Art. 6        Dispositions complémentaires

L’autorité communale du lieu de situation du bassin peut adopter des dispositions complémentaires en matière d’hygiène, de comportement, de tenue et de règles d’usage.

 

Art. 7        Sanctions

1 Les personnes contrevenant aux dispositions de la présente loi, du règlement de l’établissement et aux instructions par le personnel du bassin peuvent faire l’objet d’une expulsion immédiate et d’interdiction d’accès aux bassins pour le reste de la journée par l’exploitant du bassin.

2 Selon la gravité du cas, l’autorité communale peut prononcer, sur demande de l’exploitant du bassin, une interdiction d’entrée temporaire ou définitive aux bassins et ceci sans remboursement du titre d’entrée ni indemnité.

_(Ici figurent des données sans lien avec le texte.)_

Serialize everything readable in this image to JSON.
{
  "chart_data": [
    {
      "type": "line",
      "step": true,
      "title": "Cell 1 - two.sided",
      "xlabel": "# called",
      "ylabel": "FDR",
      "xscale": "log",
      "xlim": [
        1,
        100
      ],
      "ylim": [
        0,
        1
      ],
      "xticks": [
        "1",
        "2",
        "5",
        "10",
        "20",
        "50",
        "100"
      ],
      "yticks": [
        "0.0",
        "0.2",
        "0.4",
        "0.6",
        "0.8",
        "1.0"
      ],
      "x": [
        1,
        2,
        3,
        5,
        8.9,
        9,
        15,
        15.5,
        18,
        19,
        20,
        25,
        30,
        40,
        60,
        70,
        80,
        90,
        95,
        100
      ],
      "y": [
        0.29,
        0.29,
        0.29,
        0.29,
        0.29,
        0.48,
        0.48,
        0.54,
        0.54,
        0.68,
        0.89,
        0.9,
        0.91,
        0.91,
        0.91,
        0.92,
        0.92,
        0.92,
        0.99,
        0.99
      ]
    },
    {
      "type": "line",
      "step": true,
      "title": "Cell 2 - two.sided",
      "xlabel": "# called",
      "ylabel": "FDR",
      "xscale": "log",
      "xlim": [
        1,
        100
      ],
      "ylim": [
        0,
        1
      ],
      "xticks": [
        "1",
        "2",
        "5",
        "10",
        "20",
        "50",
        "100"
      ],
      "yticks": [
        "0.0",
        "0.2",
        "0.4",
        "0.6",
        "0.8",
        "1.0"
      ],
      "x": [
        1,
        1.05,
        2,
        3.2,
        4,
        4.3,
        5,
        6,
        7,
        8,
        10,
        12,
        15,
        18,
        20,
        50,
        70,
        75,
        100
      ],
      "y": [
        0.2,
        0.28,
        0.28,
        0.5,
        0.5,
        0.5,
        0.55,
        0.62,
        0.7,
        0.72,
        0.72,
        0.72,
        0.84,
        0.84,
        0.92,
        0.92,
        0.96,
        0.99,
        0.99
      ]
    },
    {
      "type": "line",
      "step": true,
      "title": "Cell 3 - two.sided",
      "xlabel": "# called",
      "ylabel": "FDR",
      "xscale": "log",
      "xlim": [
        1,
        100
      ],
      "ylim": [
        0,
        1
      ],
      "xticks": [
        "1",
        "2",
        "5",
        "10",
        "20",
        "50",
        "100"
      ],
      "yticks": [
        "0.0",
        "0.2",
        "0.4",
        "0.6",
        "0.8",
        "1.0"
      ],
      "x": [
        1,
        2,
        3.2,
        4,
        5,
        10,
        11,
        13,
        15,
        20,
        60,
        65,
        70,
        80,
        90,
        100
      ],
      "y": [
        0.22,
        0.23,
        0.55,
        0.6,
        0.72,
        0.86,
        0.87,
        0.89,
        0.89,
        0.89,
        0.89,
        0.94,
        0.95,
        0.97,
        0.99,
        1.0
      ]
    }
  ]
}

3 La décision d’interdiction d’entrée temporaire ou définitive peut faire l’objet d’un recours hiérarchique, par écrit, dans un délai de 30 jours, par-devant le Conseil administratif.

 

Art. 8        Entrée en vigueur

La présente loi entre en vigueur le lendemain de sa promulgation dans la Feuille d’avis officielle.

 

Le Conseil d'Etat est chargé de promulguer les présentes dans la forme et le terme prescrits.

 

Fait et donné à Genève, le dix-neuf mars deux mille vingt-six sous le sceau de la République et les signatures de la présidente et de la membre du bureau du Grand Conseil.

 

Ana ROCH
Présidente du Grand Conseil

 

Francine DE PLANTA
Membre du bureau du Grand Conseil

 

 

LE CONSEIL D'ÉTAT,

 

vu l’article 67, alinéa 1, de la constitution de la République et canton de Genève, du 14 octobre 2012,

 

arrête :

 

La loi ci-dessus doit être publiée dans la Feuille d'avis officielle.(1)

 

La loi ci-dessus est soumise au référendum facultatif. Le nombre de signatures exigé est de 1,5% des titulaires des droits politiques.

 

Le délai de référendum expire le 22 mai 2026.

 

Le présent arrêté peut faire l'objet d'un recours auprès de la chambre constitutionnelle de la Cour de justice (rue de Saint-Léger 10, case postale 1956, 1211 Genève 1) dans les 6 jours qui suivent sa publication dans la Feuille d’avis officielle.

L’acte de recours doit être signé et parvenir à l'autorité ou être remis à son adresse à un bureau de poste suisse ou à une représentation diplomatique ou consulaire suisse au plus tard le dernier jour du délai avant minuit. Il doit indiquer, sous peine d’irrecevabilité, l’arrêté attaqué, les conclusions du recourant ainsi que les motifs et moyens de preuve. Les pièces dont dispose le recourant doivent être jointes à l’envoi.

 

Genève, le 25 mars 2026

 

                                                        Certifié conforme

                             La chancelière d’Etat : Michèle RIGHETTI-EL ZAYADI

 

________________

 

(1)   Publiée dans la Feuille d’avis officielle le 27 mars 2026.